Driving the news: The report out today offers what authors call a technically and economically feasible roadmap for transforming China's power sector over the next 10 years.
It's from the Rocky Mountain Institute, which is a clean energy think tank, and the Energy Transitions Commission, a coalition that brings together corporate heavyweights and NGOs.
By the numbers: China has recently pledged to achieve economy-wide carbon neutrality by 2060 and have its emissions peak before 2030.
The report says the roadmap on electricity in particular between now and 2030 would involve...
- Electricity generation growing by 54% as demand grows and China works to electrify more of the economy to help curb emissions.
- No new coal-fired capacity is added, while combined onshore wind and solar capacity would rise from 408 gigawatts in 2019 to roughly 1,650 GW in 2030.
- There are smaller increases in hydro, nuclear, gas and offshore wind capacity additions.
- Total non-fossil generation is 53% of the country's total by then in the roadmap aligned with fully decarbonized power by 2050.

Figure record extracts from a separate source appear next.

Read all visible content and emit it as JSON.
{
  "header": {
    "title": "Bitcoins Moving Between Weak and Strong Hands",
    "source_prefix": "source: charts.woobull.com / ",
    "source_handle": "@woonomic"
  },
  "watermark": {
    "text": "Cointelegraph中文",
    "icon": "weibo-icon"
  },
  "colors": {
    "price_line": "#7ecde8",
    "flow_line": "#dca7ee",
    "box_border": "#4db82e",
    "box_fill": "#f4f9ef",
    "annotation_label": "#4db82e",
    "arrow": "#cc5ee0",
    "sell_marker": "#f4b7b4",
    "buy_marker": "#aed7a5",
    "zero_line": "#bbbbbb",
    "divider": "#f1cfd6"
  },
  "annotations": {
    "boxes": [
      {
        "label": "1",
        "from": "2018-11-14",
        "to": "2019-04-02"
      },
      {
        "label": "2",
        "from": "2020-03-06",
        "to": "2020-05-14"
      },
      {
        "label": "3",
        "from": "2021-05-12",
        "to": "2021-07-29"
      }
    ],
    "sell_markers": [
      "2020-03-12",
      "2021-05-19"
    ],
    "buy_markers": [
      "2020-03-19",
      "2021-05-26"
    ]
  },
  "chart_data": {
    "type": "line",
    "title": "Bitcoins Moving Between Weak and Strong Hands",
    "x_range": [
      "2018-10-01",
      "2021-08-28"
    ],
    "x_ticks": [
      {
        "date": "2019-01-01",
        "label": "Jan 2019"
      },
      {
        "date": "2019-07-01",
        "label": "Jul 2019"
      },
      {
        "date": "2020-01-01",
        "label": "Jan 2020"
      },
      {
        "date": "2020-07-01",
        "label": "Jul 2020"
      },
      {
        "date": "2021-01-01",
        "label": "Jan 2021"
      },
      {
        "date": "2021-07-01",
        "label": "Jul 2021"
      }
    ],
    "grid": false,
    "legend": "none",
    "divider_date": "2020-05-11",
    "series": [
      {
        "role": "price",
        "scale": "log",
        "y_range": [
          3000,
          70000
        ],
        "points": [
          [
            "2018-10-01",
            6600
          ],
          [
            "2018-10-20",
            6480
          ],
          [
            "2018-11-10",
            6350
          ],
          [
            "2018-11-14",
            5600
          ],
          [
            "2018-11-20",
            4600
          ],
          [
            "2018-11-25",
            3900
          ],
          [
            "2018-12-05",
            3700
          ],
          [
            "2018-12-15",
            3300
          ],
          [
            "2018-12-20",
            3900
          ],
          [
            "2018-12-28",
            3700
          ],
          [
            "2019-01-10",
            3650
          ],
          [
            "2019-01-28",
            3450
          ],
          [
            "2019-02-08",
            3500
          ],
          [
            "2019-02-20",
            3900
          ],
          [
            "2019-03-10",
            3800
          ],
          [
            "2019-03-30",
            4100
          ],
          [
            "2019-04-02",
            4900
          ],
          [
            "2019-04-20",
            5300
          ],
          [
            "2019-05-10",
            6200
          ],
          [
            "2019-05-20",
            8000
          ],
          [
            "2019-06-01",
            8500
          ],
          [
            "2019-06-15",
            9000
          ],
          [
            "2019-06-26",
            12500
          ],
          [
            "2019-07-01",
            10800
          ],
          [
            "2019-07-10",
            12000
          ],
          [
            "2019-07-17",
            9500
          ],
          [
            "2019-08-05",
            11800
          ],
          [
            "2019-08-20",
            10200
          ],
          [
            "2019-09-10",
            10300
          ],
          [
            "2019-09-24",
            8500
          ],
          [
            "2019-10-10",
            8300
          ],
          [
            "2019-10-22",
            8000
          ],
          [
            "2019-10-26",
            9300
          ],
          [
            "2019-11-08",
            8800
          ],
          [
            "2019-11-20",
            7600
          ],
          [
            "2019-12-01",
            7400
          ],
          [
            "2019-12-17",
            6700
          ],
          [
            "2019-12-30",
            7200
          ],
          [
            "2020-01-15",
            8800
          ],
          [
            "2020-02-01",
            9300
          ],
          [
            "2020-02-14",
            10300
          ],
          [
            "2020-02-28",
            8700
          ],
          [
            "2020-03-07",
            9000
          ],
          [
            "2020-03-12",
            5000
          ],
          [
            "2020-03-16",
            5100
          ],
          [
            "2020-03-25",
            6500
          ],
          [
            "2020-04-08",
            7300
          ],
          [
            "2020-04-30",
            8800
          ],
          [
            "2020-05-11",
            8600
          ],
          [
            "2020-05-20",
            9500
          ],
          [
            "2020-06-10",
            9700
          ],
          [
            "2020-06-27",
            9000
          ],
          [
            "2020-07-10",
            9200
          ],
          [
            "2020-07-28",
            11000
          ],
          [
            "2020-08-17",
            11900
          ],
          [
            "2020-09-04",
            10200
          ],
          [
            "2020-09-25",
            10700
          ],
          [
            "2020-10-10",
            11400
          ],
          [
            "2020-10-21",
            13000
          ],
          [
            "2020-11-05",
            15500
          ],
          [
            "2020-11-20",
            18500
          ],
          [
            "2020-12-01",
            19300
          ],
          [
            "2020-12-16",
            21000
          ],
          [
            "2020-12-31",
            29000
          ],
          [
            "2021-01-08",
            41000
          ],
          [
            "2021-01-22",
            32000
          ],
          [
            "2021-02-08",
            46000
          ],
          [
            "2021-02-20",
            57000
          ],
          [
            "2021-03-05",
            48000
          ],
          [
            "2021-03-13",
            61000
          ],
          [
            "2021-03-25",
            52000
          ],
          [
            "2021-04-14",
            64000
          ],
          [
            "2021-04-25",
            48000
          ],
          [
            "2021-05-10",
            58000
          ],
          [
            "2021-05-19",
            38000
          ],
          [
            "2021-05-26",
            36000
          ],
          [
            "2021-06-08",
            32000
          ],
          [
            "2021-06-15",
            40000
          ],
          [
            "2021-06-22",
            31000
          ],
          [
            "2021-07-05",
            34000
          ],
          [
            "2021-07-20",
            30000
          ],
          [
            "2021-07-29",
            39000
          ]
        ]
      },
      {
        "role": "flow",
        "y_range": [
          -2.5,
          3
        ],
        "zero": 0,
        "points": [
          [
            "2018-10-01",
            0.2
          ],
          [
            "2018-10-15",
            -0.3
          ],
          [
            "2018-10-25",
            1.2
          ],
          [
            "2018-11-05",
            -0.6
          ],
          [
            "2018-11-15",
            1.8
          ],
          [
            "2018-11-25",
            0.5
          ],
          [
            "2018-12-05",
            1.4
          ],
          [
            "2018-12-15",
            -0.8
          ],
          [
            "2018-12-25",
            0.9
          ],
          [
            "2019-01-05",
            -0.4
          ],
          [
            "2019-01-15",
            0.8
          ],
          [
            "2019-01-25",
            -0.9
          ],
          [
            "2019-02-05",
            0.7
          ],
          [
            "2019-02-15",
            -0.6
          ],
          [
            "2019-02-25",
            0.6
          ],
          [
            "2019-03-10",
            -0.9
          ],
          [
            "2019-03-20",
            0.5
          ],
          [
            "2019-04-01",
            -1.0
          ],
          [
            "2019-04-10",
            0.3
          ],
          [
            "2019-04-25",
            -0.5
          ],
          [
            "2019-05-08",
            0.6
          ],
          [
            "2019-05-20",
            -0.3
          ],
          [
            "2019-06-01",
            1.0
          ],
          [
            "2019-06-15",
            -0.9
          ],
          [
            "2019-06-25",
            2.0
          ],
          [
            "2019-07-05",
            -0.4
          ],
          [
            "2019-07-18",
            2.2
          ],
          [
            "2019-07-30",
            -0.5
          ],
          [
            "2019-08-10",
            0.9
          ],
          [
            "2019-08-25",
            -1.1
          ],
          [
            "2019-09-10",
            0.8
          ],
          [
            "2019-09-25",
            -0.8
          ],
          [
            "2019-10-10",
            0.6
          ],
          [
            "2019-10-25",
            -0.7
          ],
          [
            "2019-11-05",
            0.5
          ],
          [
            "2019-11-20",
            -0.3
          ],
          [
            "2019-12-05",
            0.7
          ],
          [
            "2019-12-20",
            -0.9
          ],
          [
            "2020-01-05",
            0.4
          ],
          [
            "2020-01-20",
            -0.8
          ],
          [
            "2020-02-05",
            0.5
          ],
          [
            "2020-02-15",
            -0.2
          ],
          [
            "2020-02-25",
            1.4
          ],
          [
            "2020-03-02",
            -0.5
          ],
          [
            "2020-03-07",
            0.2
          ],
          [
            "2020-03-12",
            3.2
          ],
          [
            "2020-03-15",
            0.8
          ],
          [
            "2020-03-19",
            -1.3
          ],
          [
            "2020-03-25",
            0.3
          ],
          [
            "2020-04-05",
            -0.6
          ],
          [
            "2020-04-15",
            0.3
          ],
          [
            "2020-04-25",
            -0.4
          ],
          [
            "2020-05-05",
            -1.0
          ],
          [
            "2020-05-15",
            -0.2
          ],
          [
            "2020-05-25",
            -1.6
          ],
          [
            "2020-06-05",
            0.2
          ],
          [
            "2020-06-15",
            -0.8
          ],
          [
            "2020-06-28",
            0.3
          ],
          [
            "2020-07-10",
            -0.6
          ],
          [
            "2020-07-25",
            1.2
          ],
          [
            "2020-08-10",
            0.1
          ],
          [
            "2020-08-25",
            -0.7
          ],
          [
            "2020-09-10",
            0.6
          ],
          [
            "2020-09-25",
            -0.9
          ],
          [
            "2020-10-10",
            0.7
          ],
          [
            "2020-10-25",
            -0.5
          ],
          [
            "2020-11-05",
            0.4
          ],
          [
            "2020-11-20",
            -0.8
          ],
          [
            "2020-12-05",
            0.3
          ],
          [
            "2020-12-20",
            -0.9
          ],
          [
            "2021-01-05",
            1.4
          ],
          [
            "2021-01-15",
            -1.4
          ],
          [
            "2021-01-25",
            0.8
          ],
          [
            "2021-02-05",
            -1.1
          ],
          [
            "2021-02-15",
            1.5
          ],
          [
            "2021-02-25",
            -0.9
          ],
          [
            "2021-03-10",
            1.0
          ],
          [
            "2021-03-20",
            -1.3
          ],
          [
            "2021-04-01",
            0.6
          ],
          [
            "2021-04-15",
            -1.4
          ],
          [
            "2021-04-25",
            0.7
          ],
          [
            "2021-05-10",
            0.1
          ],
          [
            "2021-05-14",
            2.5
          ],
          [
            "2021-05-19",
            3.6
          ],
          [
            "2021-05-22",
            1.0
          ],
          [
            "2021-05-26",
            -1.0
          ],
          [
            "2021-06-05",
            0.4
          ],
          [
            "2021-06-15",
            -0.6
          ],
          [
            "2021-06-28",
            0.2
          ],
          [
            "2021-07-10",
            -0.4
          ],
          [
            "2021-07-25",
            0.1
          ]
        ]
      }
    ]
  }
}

Why it matters: China is by far the world's largest greenhouse gas emitter. So there's lots of interest in whether the country will translate its broad pledges into sweeping on-the-ground changes to its energy systems — and how that can happen.
The bottom line: One key finding is the technical challenges of having immensely larger amounts of variable renewables on China's grids are real but solvable.
- It lays out ideas around improvements in forecasting and data management, voltage control and more.